L’affermazione che Martinetti sia uno schopenhaueriano non rende piena giustizia al primo, che ammiratore di Schopenhauer lo fu davvero, ma non epigono. Infatti, il filosofo tedesco non avrebbe mai scritto il passo del Breviario spirituale del filosofo canavese: «L’unica forma morale del matrimonio è la monogamia…La storia mostra abbastanza chiaramente che alla dissoluzione della famiglia si accompagna sempre la dissoluzione della società…L’attuale [1921] levata di scudi contro il matrimonio indissolubile, l’apologia della passione e dell’amore libero non sono che l’ipertrofia del fattore sessuale nel nostro tempo… » (pag. 89-90) e Martinetti non avrebbe mai scritto come Schopenhauer: «Nel nostro continente monogamico, sposarsi significa dimezzare i propri diritti e raddoppiare i propri doveri » (Parerga e paralipomena, vol. II, cap. 27, par. 370). Si noti che non si tratta di frasi prese dai rispettivi mucchi, ma di note caratteristiche del rispettivo pensiero. Sul piano filosofico sistematico Schopenhauer sopravanza Martinetti, ma in filosofia morale questi gli è superiore. Anche l’amore per la natura richiede puntualizzazioni: Schopenhauer amava la natura, ma ne rimaneva fuori e, peraltro, la frase: « Che farei senza il mio cane», che potrebbe stare in bocca a qualsiasi vecchia signora sola, rannicchiata con il suo maltese in un appartamento borghese di Torino o Milano, rende giustizia al naturalismo del filosofo tedesco, che era certo più profondo. Martinetti nella natura ci viveva e si sentiva parte. Forse le montagne del canavese agevolavano questa compenetrazione dell’uomo, così come accadde per il Verrecchia del Diario del Gran Paradiso.

Su questo punto si può non convenire e, comunque, considerazioni più approfondite si impongono. A titolo di mera provocazione si potrebbe constatare che non bastano le escursioni settimanali sulle montagne o sulle marine e gli sguardi estasiati e bucolici sul paesaggio circostante, in momenti liberatori, anche se solo passeggeri, dal proprio quotidiano travaglio. Vivere nella natura è diverso: significa sentirsene parte, si potrebbe dire quasi con gioco di parole: “vivere nella natura naturalmente”. Vivere nella natura non è un abbracciare un albero e dire “volemmose bene“, ma vuol dire sentire la voce, che può essere fragorosa, come il cupo rombo di una cascata o il brontolio di un vulcano, ma anche il silenzio della campagna stordita dal solleone. È la differenza tra la vita del contadino e quella del cittadino. Il contadino non ha nemmeno bisogno di ascoltare la natura, perché la “sente” e il “sentire” è “sentimento”, diversamente dall’udire.

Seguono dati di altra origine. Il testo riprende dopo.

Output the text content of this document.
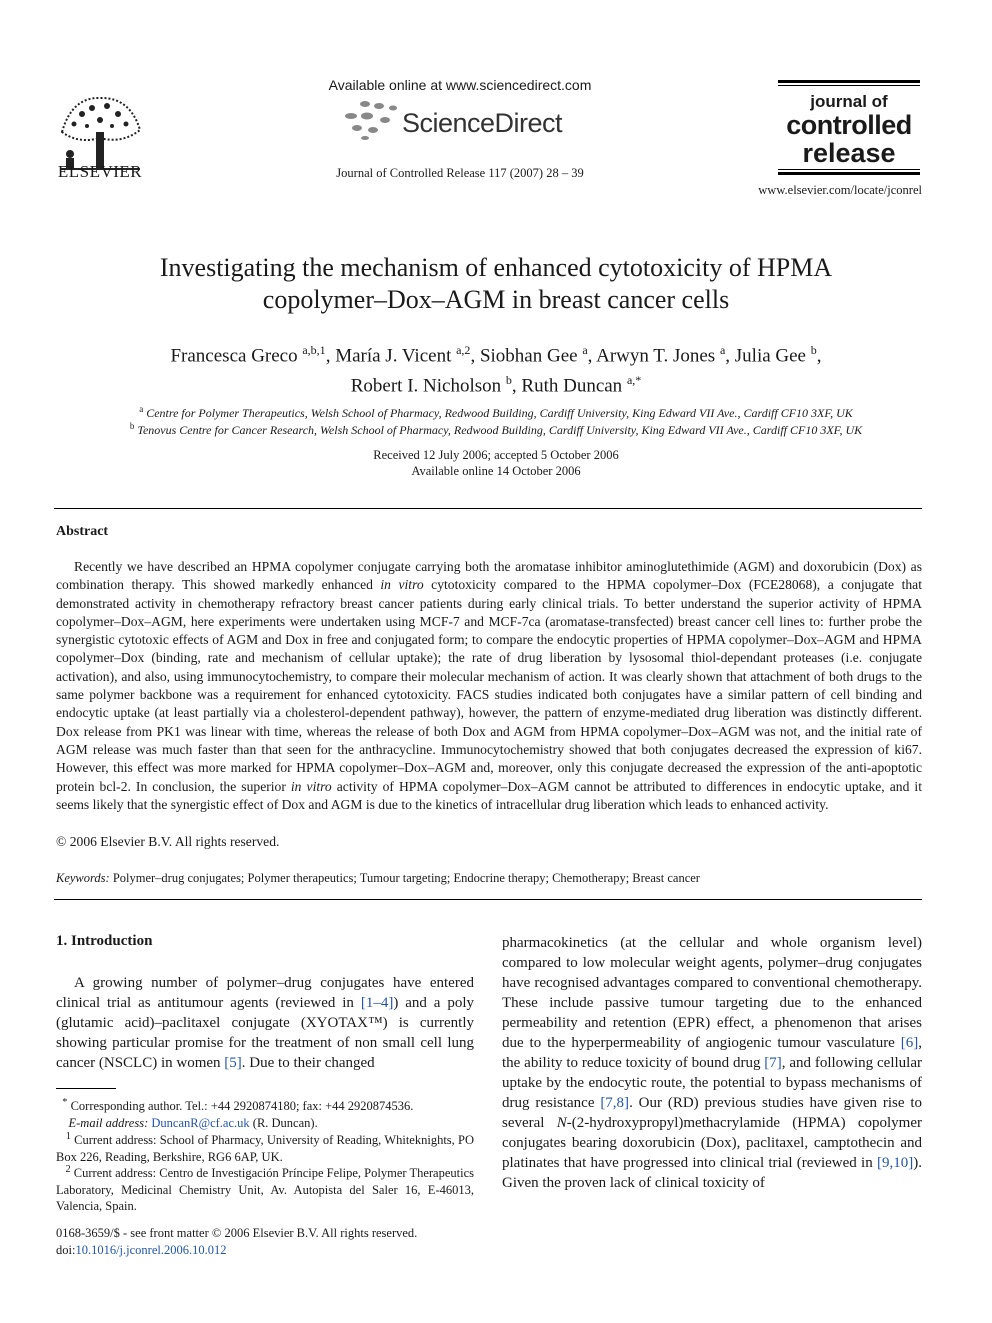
ELSEVIER
Available online at www.sciencedirect.com
ScienceDirect
Journal of Controlled Release 117 (2007) 28 – 39
journal of
controlled
release
www.elsevier.com/locate/jconrel
Investigating the mechanism of enhanced cytotoxicity of HPMA
copolymer–Dox–AGM in breast cancer cells
Francesca Greco $^{a,b,1}$, María J. Vicent $^{a,2}$, Siobhan Gee $^a$, Arwyn T. Jones $^a$, Julia Gee $^b$,
Robert I. Nicholson $^b$, Ruth Duncan $^{a,*}$
$^a$ Centre for Polymer Therapeutics, Welsh School of Pharmacy, Redwood Building, Cardiff University, King Edward VII Ave., Cardiff CF10 3XF, UK
$^b$ Tenovus Centre for Cancer Research, Welsh School of Pharmacy, Redwood Building, Cardiff University, King Edward VII Ave., Cardiff CF10 3XF, UK
Received 12 July 2006; accepted 5 October 2006
Available online 14 October 2006
Abstract
Recently we have described an HPMA copolymer conjugate carrying both the aromatase inhibitor aminoglutethimide (AGM) and doxorubicin (Dox) as combination therapy. This showed markedly enhanced in vitro cytotoxicity compared to the HPMA copolymer–Dox (FCE28068), a conjugate that demonstrated activity in chemotherapy refractory breast cancer patients during early clinical trials. To better understand the superior activity of HPMA copolymer–Dox–AGM, here experiments were undertaken using MCF-7 and MCF-7ca (aromatase-transfected) breast cancer cell lines to: further probe the synergistic cytotoxic effects of AGM and Dox in free and conjugated form; to compare the endocytic properties of HPMA copolymer–Dox–AGM and HPMA copolymer–Dox (binding, rate and mechanism of cellular uptake); the rate of drug liberation by lysosomal thiol-dependant proteases (i.e. conjugate activation), and also, using immunocytochemistry, to compare their molecular mechanism of action. It was clearly shown that attachment of both drugs to the same polymer backbone was a requirement for enhanced cytotoxicity. FACS studies indicated both conjugates have a similar pattern of cell binding and endocytic uptake (at least partially via a cholesterol-dependent pathway), however, the pattern of enzyme-mediated drug liberation was distinctly different. Dox release from PK1 was linear with time, whereas the release of both Dox and AGM from HPMA copolymer–Dox–AGM was not, and the initial rate of AGM release was much faster than that seen for the anthracycline. Immunocytochemistry showed that both conjugates decreased the expression of ki67. However, this effect was more marked for HPMA copolymer–Dox–AGM and, moreover, only this conjugate decreased the expression of the anti-apoptotic protein bcl-2. In conclusion, the superior in vitro activity of HPMA copolymer–Dox–AGM cannot be attributed to differences in endocytic uptake, and it seems likely that the synergistic effect of Dox and AGM is due to the kinetics of intracellular drug liberation which leads to enhanced activity.
© 2006 Elsevier B.V. All rights reserved.
Keywords: Polymer–drug conjugates; Polymer therapeutics; Tumour targeting; Endocrine therapy; Chemotherapy; Breast cancer
1. Introduction
A growing number of polymer–drug conjugates have entered clinical trial as antitumour agents (reviewed in [1–4]) and a poly (glutamic acid)–paclitaxel conjugate (XYOTAX™) is currently showing particular promise for the treatment of non small cell lung cancer (NSCLC) in women [5]. Due to their changed
pharmacokinetics (at the cellular and whole organism level) compared to low molecular weight agents, polymer–drug conjugates have recognised advantages compared to conventional chemotherapy. These include passive tumour targeting due to the enhanced permeability and retention (EPR) effect, a phenomenon that arises due to the hyperpermeability of angiogenic tumour vasculature [6], the ability to reduce toxicity of bound drug [7], and following cellular uptake by the endocytic route, the potential to bypass mechanisms of drug resistance [7,8]. Our (RD) previous studies have given rise to several N-(2-hydroxypropyl)methacrylamide (HPMA) copolymer conjugates bearing doxorubicin (Dox), paclitaxel, camptothecin and platinates that have progressed into clinical trial (reviewed in [9,10]). Given the proven lack of clinical toxicity of
* Corresponding author. Tel.: +44 2920874180; fax: +44 2920874536.
E-mail address: DuncanR@cf.ac.uk (R. Duncan).
$^1$ Current address: School of Pharmacy, University of Reading, Whiteknights, PO Box 226, Reading, Berkshire, RG6 6AP, UK.
$^2$ Current address: Centro de Investigación Príncipe Felipe, Polymer Therapeutics Laboratory, Medicinal Chemistry Unit, Av. Autopista del Saler 16, E-46013, Valencia, Spain.
0168-3659/$ - see front matter © 2006 Elsevier B.V. All rights reserved.
doi:10.1016/j.jconrel.2006.10.012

Ora, nessuno può negare che l’amore per la natura sia una cifra comune in Schopenhauer e in Martinetti, ma questi è il “contadino” che vive la natura, mentre Schopenhauer è il cittadino che “ama” la natura e la differenza non è lieve, se si pensa che nella solitudine di Spineto Martinetti non diventa un panteista di tipo spinoziano, ma un religioso, seppur senza religione, più vicino a Pascal. Come a dire che Martinetti diventa un mistico, mentre Schopenhauer diventa un naturalista e se così non fosse non si capirebbe l’origine del suo pensiero incentrato sulla “volontà”, che proprio dalla natura trae il suo stimolo fondamentale, come ben si legge già nel titolo del suo libro La volontà nella natura. Queste considerazioni non esaltano Martinetti né criticano Schopenhauer, ma possono mettere in evidenza due approcci diversi al mondo che ci circonda e invitano a constatare che, alla fine, per entrambi la natura non è un fine, ma un mezzo per scoprire la “verità”, unico impegno affidato al filosofo, come ben evidenzia lo stesso Schopenhauer, che nel pamphlet Sulla filosofia da università” (traduzione di Anacleto Verrecchia) elogia Kant “per la sua autentica serietà nella ricerca della verità“, diversamente dagli pesudofilosofi che praticano la “filosofia lucrativa”.

Gli italiani, così devoti alla filosofia tedesca da sentirsene propaggine, non concepiscono il senso profondo e discreto della filosofia di Martinetti. Amano la filosofia chiassosa e piena di effetti, Schopenhauer escluso, che, infatti e non è casuale, non gode di grande fama presso i filosofi di mestiere domestici, i monopolisti della filosofia di maniera.

Però, Martinetti è più vicino a Diogene il cinico che a Schopenhauer, per cui e sempre provocatoriamente si potrebbe dire di lui: partì da Schopenhauer per arrivare a Diogene e il percorso era obbligato.